The other day, I was sent a link to a quiz. Little did I know, this five-minute quiz would reveal to me the very hard truth about the ways in which I interact with people, the way I love and why I’ve been repeatedly hurt by others and myself throughout my life. What I thought would be a fun quiz to do while brushing my teeth ended up becoming several hourlong conversations with a friend and a head swirling with emotions and thoughts.
There are four types of attachment styles: secure, anxious, avoidant and fearful-avoidant. Each of these is used to describe the way people are in relationships with others. The theory states that we develop our attachment style throughout our early childhood. This means our present relationships with others are a reflection of the type of care we were given growing up. While you can take the quiz if you want, it’s pretty common to be a mixture of the four attachment styles. Here is a description of each to help get you thinking about the way you form relationships and attach yourself to others.

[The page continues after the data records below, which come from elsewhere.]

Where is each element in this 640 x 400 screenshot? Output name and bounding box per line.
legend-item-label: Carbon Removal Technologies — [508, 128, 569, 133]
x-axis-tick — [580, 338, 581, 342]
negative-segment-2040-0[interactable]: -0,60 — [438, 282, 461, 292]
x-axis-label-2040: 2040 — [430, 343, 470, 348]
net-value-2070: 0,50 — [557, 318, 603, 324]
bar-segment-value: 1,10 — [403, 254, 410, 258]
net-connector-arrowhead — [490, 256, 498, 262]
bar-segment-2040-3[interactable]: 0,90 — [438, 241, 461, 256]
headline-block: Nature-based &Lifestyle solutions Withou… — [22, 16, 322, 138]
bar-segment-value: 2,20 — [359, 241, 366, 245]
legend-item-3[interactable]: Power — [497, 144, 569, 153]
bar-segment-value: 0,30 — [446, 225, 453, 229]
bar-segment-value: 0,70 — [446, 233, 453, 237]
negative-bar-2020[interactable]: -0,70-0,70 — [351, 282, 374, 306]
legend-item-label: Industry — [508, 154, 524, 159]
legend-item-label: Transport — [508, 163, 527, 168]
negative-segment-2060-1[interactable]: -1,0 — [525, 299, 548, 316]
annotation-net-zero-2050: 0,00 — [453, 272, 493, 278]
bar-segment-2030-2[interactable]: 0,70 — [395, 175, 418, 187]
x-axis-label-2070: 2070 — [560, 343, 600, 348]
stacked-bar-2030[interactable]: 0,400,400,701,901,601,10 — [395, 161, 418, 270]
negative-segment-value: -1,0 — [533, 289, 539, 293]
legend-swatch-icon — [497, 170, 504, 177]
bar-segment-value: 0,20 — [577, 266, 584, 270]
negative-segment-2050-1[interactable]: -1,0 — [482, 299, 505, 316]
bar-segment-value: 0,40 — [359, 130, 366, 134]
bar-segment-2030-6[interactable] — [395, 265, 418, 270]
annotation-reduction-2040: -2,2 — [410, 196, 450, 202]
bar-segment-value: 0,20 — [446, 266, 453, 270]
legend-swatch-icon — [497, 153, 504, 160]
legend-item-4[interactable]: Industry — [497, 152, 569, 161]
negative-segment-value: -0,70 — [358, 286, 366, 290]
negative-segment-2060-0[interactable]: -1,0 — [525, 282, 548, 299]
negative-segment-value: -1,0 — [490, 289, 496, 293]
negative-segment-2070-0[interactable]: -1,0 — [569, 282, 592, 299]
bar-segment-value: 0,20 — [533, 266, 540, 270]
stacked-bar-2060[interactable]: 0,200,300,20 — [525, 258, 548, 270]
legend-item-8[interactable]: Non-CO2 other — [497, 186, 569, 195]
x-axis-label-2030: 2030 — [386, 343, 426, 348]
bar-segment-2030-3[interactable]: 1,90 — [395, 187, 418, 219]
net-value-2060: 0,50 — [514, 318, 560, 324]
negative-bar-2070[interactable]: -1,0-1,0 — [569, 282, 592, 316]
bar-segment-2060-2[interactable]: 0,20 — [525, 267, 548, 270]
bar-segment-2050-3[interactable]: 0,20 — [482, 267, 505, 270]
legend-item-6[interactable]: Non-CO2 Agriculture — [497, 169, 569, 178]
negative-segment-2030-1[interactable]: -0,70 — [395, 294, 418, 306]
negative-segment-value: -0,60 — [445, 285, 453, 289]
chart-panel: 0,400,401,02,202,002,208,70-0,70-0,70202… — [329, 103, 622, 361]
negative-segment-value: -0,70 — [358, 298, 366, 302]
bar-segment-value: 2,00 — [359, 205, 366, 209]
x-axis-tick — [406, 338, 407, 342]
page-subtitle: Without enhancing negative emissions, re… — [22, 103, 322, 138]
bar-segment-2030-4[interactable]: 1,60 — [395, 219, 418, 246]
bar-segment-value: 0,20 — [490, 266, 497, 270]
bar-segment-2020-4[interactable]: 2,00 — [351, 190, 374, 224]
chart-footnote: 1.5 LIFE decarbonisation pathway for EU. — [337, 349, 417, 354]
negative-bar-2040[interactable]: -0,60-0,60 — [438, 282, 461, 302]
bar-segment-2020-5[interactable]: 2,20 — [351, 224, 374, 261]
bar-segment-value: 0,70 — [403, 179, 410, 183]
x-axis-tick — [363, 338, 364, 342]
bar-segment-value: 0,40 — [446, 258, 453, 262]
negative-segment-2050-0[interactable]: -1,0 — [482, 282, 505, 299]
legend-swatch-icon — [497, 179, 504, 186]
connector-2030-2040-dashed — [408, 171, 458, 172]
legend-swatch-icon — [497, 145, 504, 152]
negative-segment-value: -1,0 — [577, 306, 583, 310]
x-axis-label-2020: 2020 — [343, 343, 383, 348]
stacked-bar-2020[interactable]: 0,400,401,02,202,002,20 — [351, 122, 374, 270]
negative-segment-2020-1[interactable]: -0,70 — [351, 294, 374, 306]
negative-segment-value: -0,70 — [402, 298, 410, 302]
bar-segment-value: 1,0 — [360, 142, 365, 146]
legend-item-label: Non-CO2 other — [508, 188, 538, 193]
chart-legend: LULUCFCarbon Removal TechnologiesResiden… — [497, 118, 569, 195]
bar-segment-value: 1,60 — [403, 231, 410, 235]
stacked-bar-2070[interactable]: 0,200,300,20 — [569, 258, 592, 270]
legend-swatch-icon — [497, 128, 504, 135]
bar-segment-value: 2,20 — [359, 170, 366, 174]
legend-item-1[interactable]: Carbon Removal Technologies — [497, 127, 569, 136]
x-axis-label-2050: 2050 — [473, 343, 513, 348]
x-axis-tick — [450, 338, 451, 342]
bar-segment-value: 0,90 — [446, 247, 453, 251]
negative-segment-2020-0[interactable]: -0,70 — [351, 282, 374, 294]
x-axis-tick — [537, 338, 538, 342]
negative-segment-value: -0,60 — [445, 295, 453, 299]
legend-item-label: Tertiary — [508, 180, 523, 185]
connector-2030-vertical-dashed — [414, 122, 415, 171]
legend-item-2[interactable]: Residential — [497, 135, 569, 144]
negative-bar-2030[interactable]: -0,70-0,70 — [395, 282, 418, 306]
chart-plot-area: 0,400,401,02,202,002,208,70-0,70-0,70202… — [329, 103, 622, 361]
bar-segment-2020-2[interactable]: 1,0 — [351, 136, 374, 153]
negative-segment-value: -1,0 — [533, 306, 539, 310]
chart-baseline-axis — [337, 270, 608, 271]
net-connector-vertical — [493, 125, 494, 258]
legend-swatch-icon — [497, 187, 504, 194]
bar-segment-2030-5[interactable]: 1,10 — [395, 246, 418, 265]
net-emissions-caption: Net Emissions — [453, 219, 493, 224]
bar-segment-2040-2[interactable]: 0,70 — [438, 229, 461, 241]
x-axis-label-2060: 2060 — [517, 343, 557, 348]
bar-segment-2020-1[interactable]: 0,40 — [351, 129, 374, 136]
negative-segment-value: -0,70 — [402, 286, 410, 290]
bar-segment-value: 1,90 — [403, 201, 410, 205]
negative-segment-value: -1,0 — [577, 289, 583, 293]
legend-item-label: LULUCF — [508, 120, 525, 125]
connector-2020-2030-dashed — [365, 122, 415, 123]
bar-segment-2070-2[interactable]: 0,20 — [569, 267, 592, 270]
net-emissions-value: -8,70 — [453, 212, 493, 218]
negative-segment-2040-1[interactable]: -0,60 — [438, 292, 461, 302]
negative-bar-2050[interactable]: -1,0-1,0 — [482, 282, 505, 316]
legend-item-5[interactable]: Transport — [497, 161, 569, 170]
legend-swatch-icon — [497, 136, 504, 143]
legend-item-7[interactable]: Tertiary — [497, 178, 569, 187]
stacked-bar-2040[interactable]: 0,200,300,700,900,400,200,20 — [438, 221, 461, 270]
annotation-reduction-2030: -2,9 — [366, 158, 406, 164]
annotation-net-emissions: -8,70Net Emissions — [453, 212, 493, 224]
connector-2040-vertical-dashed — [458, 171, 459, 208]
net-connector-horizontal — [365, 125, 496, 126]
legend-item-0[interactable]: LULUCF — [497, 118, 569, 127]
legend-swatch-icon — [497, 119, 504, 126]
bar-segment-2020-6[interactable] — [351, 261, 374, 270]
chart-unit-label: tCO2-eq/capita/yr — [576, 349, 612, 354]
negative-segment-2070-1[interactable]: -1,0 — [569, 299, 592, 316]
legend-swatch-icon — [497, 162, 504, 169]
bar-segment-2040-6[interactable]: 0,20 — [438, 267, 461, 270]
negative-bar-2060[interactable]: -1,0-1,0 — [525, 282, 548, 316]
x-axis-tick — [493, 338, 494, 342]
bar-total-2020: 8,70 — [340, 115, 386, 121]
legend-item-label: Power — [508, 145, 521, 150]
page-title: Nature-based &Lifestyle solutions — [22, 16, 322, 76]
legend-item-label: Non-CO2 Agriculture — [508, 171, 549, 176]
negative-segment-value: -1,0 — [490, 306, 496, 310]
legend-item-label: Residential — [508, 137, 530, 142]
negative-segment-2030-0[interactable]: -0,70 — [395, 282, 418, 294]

Ugh, what we wish we could all be. These people are secure in their relationships with others. They can readily create secure, loving relationships with people, without jealousy or hesitation. They receive and give love easily and are not deterred when their partner wants space or if there is a conflict within the relationship. They trust their partner and are able to depend on them without becoming codependent.
This style of attachment generally comes with a fear of abandonment. They are often insecure about their relationships with their partners, afraid that they will be left alone. Thus, they can often feel desperate for validation. These are the people pleasers, the ones who give all of themselves to someone in hopes that it is enough to make them stay. They would rather sacrifice their own well-being in order to ensure the security of their relationships. This type of attachment is also known as anxious-preoccupied, anxious-resistant and anxious-ambivalent.
These people are marked by their resistance to intimacy and attachment to others. They have a hard time not only opening up to people but also getting close to them. Their trust issues create distance between them and the people in their lives, making them appear emotionally distant and indifferent. They would rather be on their own, in fear of the pain or vulnerability a close relationship may bring.
These people crave love and attention desperately, but for some reason feel themselves being reluctant to receive or give any love. They create distance between themselves and all others, similar to the avoidant attachment. However, they differ from the avoidant in that they need and want to love and be loved.
Everyone may not fit into each category perfectly — you may even spill onto others. Regardless, it is interesting to understand that much of the way you love and receive love was developed because of the way you were cared for as a child. Researching attachment types helped me personally align the way I am now with the way I was loved growing up. It answered a lot of questions I didn’t even know I had. Understanding this about yourself and your loved ones not only creates clarity, but a peace of mind.